Your esteemed contribution entitled Wareham Wildflowers has been accepted for The Pilot, Miss Perkins," said Rebecca, entering the room where Emma Jane was darning the firm's stockings. "I stayed to tea with Miss Maxwell, but came home early to tell you."
"You are joking, Becky!" faltered Emma Jane, looking up from her work.
"Not a bit; the senior editor read it and thought it highly instructive; it appears in the next issue."
"Not in the same number with your poem about the golden gates that close behind us when we leave school?"--and Emma Jane held her breath as she awaited the reply.
"Even so, Miss Perkins."
"Rebecca," said Emma Jane, with the nearest approach to tragedy that her nature would permit, "I don't know as I shall be able to bear it, and if anything happens to me, I ask you solemnly to bury that number of The Pilot with me."
Rebecca did not seem to think this the expression of an exaggerated state of feeling, inasmuch as she replied, "I know; that's just the way it seemed to me at first, and even now, whenever I'm alone and take out the Pilot back numbers to read over my contributions, I almost burst with pleasure; and it's not that they are good either, for they look worse to me every time I read them."
"If you would only live with me in some little house when we get older," mused Emma Jane, as with her darning needle poised in air she regarded the opposite wall dreamily, "I would do the housework and cooking, and copy all your poems and stories, and take them to the post-office, and you needn't do anything but write. It would be perfectly elergant!"
"I'd like nothing better, if I hadn't promised to keep house for John," replied Rebecca.
"He won't have a house for a good many years, will he?"
"No," sighed Rebecca ruefully, flinging herself down by the table and resting her head on her hand.
"Not unless we can contrive to pay off that detestable mortgage. The day grows farther off instead of nearer now that we haven't paid the interest this year."
She pulled a piece of paper towards her, and scribbling idly on it read aloud in a moment or two:--
"Will you pay a little faster?" said the mortgage to the farm;
"I confess I'm very tired of this place."
"The weariness is mutual," Rebecca Randall cried;
"I would I'd never gazed upon your face!"
"A note has a `face,'" observed Emma Jane, who was gifted in arithmetic. "I didn't know that a mortgage had."
"Our mortgage has," said Rebecca revengefully.
"I should know him if I met him in the dark. Wait and I'll draw him for you. It will be good for you to know how he looks, and then when you have a husband and seven children, you won't allow him to come anywhere within a mile of your farm."
The sketch when completed was of a sort to be shunned by a timid person on the verge of slumber.
There was a tiny house on the right, and a weeping family gathered in front of it. The mortgage was depicted as a cross between a fiend and an ogre, and held an axe uplifted in his red right hand.

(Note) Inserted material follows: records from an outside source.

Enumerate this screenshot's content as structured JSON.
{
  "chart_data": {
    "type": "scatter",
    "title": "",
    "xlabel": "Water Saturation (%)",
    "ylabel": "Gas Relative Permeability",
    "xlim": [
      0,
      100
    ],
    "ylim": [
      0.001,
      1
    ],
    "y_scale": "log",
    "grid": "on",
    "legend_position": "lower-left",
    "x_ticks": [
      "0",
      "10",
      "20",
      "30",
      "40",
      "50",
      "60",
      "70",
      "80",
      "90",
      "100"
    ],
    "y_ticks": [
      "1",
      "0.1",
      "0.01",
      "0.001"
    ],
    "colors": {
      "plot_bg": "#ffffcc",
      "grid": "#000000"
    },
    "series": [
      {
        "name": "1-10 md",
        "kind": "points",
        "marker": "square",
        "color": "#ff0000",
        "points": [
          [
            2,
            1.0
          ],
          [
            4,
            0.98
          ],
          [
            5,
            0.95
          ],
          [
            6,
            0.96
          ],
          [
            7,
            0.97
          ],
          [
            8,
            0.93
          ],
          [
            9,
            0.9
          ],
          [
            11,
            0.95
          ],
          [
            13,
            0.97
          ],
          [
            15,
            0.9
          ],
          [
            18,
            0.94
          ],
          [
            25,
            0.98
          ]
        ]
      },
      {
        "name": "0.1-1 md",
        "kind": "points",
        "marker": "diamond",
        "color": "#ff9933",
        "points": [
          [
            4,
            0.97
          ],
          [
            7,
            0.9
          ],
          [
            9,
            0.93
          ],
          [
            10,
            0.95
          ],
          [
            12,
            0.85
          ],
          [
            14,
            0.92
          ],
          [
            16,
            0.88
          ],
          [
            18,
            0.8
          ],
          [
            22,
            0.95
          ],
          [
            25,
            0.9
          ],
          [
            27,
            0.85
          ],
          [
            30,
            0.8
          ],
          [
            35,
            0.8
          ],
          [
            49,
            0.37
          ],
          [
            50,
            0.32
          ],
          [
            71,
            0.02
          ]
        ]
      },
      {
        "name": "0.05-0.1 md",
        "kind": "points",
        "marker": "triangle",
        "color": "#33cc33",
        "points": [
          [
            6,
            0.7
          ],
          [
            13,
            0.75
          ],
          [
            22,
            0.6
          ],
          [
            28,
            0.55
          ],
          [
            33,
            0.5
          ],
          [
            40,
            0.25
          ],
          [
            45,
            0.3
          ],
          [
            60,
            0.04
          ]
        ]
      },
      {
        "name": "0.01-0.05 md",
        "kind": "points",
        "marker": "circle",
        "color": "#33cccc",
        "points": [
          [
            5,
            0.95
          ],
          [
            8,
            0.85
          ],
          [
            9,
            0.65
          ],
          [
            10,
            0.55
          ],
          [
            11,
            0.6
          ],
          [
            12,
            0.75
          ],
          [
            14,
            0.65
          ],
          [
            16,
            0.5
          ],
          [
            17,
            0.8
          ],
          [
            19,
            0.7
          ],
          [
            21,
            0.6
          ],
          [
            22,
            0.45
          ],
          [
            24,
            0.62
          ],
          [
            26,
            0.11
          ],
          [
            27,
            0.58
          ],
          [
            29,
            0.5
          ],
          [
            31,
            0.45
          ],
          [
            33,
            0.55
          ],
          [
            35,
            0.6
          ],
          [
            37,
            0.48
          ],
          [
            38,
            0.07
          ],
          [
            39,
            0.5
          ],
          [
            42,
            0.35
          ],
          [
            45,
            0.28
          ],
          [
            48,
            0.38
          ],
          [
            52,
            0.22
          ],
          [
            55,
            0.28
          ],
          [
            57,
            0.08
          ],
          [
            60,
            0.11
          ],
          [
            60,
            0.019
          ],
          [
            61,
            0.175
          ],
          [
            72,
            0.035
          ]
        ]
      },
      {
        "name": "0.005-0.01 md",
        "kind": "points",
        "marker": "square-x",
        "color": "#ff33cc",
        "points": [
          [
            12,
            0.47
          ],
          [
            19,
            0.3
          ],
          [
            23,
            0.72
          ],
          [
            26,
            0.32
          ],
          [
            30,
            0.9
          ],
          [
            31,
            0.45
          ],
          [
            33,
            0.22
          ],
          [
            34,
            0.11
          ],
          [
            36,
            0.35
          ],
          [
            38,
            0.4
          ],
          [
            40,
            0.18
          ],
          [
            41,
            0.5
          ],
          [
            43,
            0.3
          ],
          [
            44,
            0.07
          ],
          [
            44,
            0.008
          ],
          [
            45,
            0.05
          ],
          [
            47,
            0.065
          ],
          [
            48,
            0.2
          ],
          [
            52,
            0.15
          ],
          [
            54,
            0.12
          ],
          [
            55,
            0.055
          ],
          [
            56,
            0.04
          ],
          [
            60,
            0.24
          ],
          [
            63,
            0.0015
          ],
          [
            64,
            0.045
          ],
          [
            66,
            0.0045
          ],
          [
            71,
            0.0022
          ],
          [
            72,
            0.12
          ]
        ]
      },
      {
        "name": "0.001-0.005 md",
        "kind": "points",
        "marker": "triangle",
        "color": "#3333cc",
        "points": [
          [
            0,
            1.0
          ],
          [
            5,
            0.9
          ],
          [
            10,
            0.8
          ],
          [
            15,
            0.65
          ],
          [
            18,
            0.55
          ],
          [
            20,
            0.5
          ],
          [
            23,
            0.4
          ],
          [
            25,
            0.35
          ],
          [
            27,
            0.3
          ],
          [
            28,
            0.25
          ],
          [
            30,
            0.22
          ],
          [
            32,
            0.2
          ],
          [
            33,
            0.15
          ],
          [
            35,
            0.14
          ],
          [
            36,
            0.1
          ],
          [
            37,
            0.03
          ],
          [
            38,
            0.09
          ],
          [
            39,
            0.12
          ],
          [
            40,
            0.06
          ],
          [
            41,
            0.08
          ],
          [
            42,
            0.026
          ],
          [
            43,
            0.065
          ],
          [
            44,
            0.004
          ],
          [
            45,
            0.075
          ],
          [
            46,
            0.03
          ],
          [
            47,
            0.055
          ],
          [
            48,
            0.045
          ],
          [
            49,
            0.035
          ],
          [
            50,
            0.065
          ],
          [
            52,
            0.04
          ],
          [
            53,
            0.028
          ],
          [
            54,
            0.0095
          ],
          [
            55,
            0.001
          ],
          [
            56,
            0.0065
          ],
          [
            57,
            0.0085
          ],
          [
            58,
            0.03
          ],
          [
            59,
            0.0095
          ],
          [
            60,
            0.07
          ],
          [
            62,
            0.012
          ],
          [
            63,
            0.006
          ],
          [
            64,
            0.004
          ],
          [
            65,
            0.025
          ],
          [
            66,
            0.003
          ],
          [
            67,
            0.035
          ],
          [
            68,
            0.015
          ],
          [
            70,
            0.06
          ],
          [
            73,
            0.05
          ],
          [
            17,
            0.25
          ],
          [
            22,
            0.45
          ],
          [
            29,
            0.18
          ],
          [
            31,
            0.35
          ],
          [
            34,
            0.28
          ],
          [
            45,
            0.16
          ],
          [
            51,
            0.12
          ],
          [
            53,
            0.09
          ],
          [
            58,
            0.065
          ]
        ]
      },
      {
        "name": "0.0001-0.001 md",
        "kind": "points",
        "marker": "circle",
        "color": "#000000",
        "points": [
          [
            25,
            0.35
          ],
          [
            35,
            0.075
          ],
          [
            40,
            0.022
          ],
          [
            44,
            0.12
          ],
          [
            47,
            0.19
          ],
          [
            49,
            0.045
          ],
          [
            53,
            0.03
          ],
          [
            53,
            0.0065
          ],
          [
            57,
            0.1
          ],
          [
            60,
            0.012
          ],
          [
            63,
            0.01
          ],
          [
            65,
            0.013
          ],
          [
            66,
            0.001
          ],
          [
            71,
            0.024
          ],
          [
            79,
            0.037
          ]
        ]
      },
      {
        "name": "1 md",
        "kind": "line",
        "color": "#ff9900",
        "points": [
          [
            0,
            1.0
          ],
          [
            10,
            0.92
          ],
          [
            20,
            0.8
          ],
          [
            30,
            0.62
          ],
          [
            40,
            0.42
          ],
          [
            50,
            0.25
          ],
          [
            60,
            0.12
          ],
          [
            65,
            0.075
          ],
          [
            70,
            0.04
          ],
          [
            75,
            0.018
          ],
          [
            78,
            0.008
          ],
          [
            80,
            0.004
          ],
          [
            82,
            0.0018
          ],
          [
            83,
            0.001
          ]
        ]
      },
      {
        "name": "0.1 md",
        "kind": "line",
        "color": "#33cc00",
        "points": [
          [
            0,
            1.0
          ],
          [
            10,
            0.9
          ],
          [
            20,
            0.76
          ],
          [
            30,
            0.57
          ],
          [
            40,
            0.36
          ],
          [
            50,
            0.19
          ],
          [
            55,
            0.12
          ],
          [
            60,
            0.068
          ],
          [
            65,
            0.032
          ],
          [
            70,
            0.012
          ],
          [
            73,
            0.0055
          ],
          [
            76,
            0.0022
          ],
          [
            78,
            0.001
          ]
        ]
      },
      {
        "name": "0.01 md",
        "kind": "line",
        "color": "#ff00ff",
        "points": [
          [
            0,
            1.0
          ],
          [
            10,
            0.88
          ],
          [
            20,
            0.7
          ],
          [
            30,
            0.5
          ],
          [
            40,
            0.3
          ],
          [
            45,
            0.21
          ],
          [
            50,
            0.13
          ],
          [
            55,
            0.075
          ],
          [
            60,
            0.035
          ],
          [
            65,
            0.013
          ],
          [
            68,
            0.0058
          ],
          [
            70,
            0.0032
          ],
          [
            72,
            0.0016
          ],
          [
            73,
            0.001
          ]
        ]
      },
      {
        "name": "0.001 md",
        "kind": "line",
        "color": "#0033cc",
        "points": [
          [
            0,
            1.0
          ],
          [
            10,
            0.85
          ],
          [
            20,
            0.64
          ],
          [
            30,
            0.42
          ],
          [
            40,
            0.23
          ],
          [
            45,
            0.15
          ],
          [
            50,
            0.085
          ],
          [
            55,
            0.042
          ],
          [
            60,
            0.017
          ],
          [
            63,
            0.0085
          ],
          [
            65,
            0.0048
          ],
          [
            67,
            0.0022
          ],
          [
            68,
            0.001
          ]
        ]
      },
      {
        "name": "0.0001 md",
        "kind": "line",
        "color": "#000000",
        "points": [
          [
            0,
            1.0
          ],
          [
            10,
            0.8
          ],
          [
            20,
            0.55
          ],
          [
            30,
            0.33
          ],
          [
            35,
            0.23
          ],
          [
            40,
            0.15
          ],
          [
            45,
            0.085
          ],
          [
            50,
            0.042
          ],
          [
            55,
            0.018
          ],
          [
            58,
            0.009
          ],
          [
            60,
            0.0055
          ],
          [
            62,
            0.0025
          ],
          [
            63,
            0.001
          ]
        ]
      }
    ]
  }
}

A figure with streaming black locks was staying the blow, and this, Rebecca explained complacently, was intended as a likeness of herself, though she was rather vague as to the method she should use in attaining her end.
"He's terrible," said Emma Jane, "but awfully wizened and small."
"It's only a twelve hundred dollar mortgage," said Rebecca, "and that's called a small one. John saw a man once that was mortgaged for twelve thousand."
"Shall you be a writer or an editor?" asked Emma Jane presently, as if one had only to choose and the thing were done.
"I shall have to do what turns up first, I suppose."
"Why not go out as a missionary to Syria, as the Burches are always coaxing you to? The Board would pay your expenses."
"I can't make up my mind to be a missionary,"
Rebecca answered. "I'm not good enough in the first place, and I don't `feel a call,' as Mr. Burch says you must. I would like to do something for somebody and make things move, somewhere, but I don't want to go thousands of miles away teaching people how to live when I haven't learned myself.
It isn't as if the heathen really needed me; I'm sure they'll come out all right in the end."
"I can't see how; if all the people who ought to go out to save them stay at home as we do," argued Emma Jane.
"Why, whatever God is, and wherever He is, He must always be there, ready and waiting. He can't move about and miss people. It may take the heathen a little longer to find Him, but God will make allowances, of course. He knows if they live in such hot climates it must make them lazy and slow; and the parrots and tigers and snakes and bread-fruit trees distract their minds; and having no books, they can't think as well; but they'll find God somehow, some time."
"What if they die first?" asked Emma Jane.
"Oh, well, they can't be blamed for that; they don't die on purpose," said Rebecca, with a comfortable theology.
In these days Adam Ladd sometimes went to Temperance on business connected with the proposed branch of the railroad familiarly known as the "York and Yank 'em," and while there he gained an inkling of Sunnybrook affairs. The building of the new road was not yet a certainty, and there was a difference of opinion as to the best route from Temperance to Plumville. In one event the way would lead directly through Sunnybrook, from corner to corner, and Mrs. Randall would be compensated; in the other, her interests would not be affected either for good or ill, save as all land in the immediate neighborhood might rise a little in value.